From 1890 until the explosion of the Great Society programs, the rate of marriage among black women in America was close to or higher than the rate of marriage for white women, and in 1964, fewer than 25% of black children were born out of wedlock. Black families generally were strong support units and provided the foundation of supportive social networks in black communities, notwithstanding the deprivations of racism in our country and the denial of equal civil rights. Similarly, black-owned businesses and other small local businesses thrived in many black communities, both in cities and in less urban areas, and often did so despite the repugnant restrictions of entrenched segregation.
But all of that rapidly changed for the worse after the Great Society welfare expansion rolled out. The welfare programs that received huge Federal expenditures, including Food Stamp benefits and State-administered Aid to Families with Dependent Children, targeted poor families, especially poor blacks, and in key respects they actively discouraged marriage, two-parent families, and the holding of a job—for example, by providing benefits to a woman with dependent children only so long as there was no father in the household and by cutting or eliminating benefits altogether if either parent was employed, even in a minimum-wage job.

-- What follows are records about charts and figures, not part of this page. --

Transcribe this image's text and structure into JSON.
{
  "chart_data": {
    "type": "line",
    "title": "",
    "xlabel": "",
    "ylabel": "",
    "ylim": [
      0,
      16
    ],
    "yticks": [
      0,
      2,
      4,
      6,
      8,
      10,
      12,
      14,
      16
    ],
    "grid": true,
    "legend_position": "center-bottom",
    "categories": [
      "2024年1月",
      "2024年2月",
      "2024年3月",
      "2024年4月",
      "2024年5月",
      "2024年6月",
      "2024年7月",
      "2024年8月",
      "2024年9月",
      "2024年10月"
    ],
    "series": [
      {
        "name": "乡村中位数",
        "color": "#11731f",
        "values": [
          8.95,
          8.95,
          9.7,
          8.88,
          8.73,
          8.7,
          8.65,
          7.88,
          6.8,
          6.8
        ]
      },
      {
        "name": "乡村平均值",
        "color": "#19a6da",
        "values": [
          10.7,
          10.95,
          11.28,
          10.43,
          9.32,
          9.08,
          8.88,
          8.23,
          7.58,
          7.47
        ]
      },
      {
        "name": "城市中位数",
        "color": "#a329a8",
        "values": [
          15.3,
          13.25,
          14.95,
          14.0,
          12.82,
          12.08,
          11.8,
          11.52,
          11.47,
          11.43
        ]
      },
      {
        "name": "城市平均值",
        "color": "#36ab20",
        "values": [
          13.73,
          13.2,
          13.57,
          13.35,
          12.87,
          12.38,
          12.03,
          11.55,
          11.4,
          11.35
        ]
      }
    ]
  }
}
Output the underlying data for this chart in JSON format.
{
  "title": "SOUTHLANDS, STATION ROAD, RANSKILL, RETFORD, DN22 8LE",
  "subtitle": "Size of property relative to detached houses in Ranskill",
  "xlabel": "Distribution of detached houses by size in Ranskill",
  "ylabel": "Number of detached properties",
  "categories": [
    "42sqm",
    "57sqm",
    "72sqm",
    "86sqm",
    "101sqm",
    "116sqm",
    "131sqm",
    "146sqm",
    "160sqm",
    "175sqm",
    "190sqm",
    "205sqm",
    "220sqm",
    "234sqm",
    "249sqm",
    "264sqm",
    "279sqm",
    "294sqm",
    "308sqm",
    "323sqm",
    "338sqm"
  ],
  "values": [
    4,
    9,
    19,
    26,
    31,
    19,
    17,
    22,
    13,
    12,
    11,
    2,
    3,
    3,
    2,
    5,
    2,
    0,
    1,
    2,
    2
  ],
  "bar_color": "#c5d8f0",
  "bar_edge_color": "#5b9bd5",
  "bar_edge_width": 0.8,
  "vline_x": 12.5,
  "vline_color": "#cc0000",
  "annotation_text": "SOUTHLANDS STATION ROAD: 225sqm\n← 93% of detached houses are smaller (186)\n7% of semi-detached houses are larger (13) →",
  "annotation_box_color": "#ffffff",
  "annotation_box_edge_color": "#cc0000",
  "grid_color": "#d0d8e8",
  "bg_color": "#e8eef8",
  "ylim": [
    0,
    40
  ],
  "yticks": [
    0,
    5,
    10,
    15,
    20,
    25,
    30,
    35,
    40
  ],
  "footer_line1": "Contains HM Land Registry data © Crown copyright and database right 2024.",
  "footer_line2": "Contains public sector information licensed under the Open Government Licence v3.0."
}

Under the perverse incentives of these programs, the rate of out-of-wedlock births for black children shot up: By the 1990s, more than 70% of black children in America were born out of wedlock, and that alarmingly high level has remained fairly constant since, and today, more than 55% of all black children in our Nation are living without a father at home. The connection between the Great Society welfare expansion and the destruction of the two-parent black family is well documented.
For many who start out life in families whose income levels are low, there are three keys to avoiding sliding into the debilitating depths of poverty: finish high school, hold a job (any job), and stay married. Government programs that discourage marriage and work only worsen the level of persistent poverty, and that’s a big part of why our Nation has, unfortunately, failed to win the “War on Poverty” that LBJ launched with his Great Society policies.
With the collapse of strong two-parent families and with government incentives against working, black communities in many areas of our Nation have deteriorated. Businesses have gone under, crime has spiked, and drug use and gang activity have risen. Lots of small businesses that had served predominantly black communities were also put out of business by the burning and destruction of the urban riots that inflamed America’s inner cities in the summers of 1967 and 1968—destruction that had a long-lasting effect.
Many of these communities remain unsafe for families, for children, for the elderly, for carrying on the ordinary and necessary functions of life in a civil society. In recent years, faced with the dogged challenge of these unacceptable conditions, many local leaders in America’s cities have failed to provide even the most basic and effective levels of community policing to protect life and property for the citizens whose lives are held down, threatened, and victimized by crime and insecurity.
And, of course, there is an extra-heavy personal burden on the children of broken families and broken communities: They have a harder time succeeding from a young age at school, gaining admission to the most selective magnet or technical high schools, and ultimately rising as employees in the ranks of private companies or thriving as professionals or business owners with independent control over their own economic lives.
The perverse policy choices of LBJ’s Great Society and the deterioration and destruction of black families and black communities have seriously undermined the truly great advances achieved with the Civil Rights Act, the Voting Rights Act, and the Fair Housing Act. Just as our Nation had approached the promised plateau of true equal civil rights for all Americans backed by the full and effective enforcement power of the Federal Government, the rug of opportunity was pulled out from under many of her most underprivileged citizens and most vulnerable communities. And the hardest impact fell on black Americans. Another sad and devastating part of our Nation’s history.